“Never give up, never, never, never give up” said Winston Churchill.
We’ll it feels as if we’ve been fighting a war today.
It’s too late to really explain all the administrative problems that we’ve run up against. The long and the short of it, however, is that the Mauritians will not allow us to traverse their airspace at all without an HF radio. That means we have to go around, namely through the Seychelles and Mumbai FIR’s.
So we’ve filed a flight plan for Male, Maldives at 6am local time tomorrow (0200Z), the long way around. That’s a 19 hour flight. (Unless we “shave” it a bit and encroach on Mauritius’s precious waters Jean’s the pilot in command, after all, and he has a strong tendency to pull to the right).
Meanwhile there’s no avgas or suitable Mogas at Male, so Jean has managed to buy, beg, borrow and more or less steal 4 plastic containers which together hold 100 liters. They’ll be on the back seat providing the extra range required to make Colombo, Sri Lanka once we obtain the permission we require in order to go there. Right now we’re waiting on it. (Colombo is the only practical place to get fuel for the next leg to Phuket, there being none in the Maldives).
So, in answer to the questions, we’ll have 440 liters of gas in the wings (it’s sadly not 450 liters) and another 100 in the back. It looks like this we burn 21,5 liters per hour and do 200 kph (110 knots) TAS. That means, without allowing for unusable fuel, take-off and landing or any reserve, 20,5 hours endurance on the wing tanks, giving about 4 000 km.
The extra 100 liters gives just less than 5 hours, nearly another 1 000km, or a total, very optimistically, of about 5 000km. Colombo from Reunion, around Mauritian airspace, is 4 680km, so there’s a 320 km margin. Direct through Mauritius airspace it’s about 4 200km, a far better proposition, but not allowed. Anyhow, right now we’re waiting on permission for Colombo in any event. If it comes before 0200Z tomorrow we’ll consider re-filing for Colombo, if not we’ll fly to Male and wait.
Added complications include the fact that we have visas for Reunion which expire at midnight tonight (2 hours!) and that we don’t yet have permission to fly either through Seychelles or Mumbai airspace, though as yet neither seems to have raised a red flag in response to our current flight plan.
If you’re confused by it all, don’t worry, so are we. The Sling 4 is magnificent and makes it possible to change plans when situations require it. But there’s little doubt the hardest part of flying around the world has nothing to do with aircraft, flying, weather or fuel – it has to do with overcoming regulatory constraints.
Meanwhile, hold thumbs and let’s see how we go.
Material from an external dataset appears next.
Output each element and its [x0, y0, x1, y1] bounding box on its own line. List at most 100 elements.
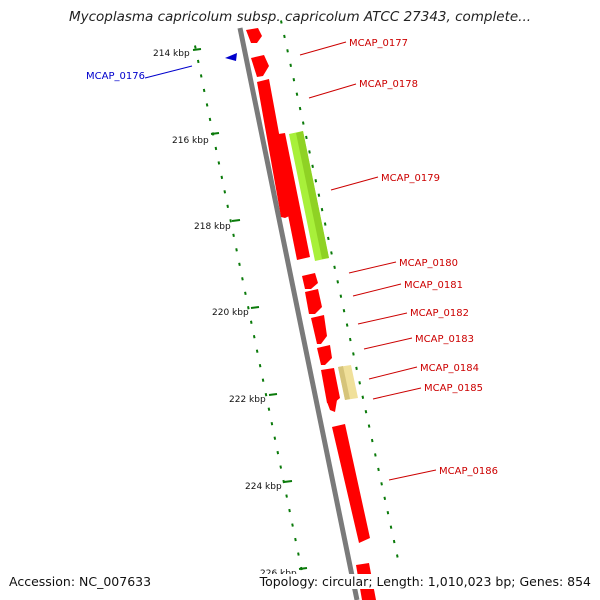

(In answer to the questions, there seems to be a problem with an element of the satellite tracker computer system somewhere the device on ZU-TAF is working perfectly. It looks as if there probably won’t be tracking tomorrow, but we’ll keep trying to get it right and we’ll have it showing on our website as soon as it’s possible to do so.)
More when we get a break.
J and J
UPDATE: The guys have a permit now to fly to Sri Lanka so let’s see how they go … it’s about a 24 hour flight. Two courageous aviators!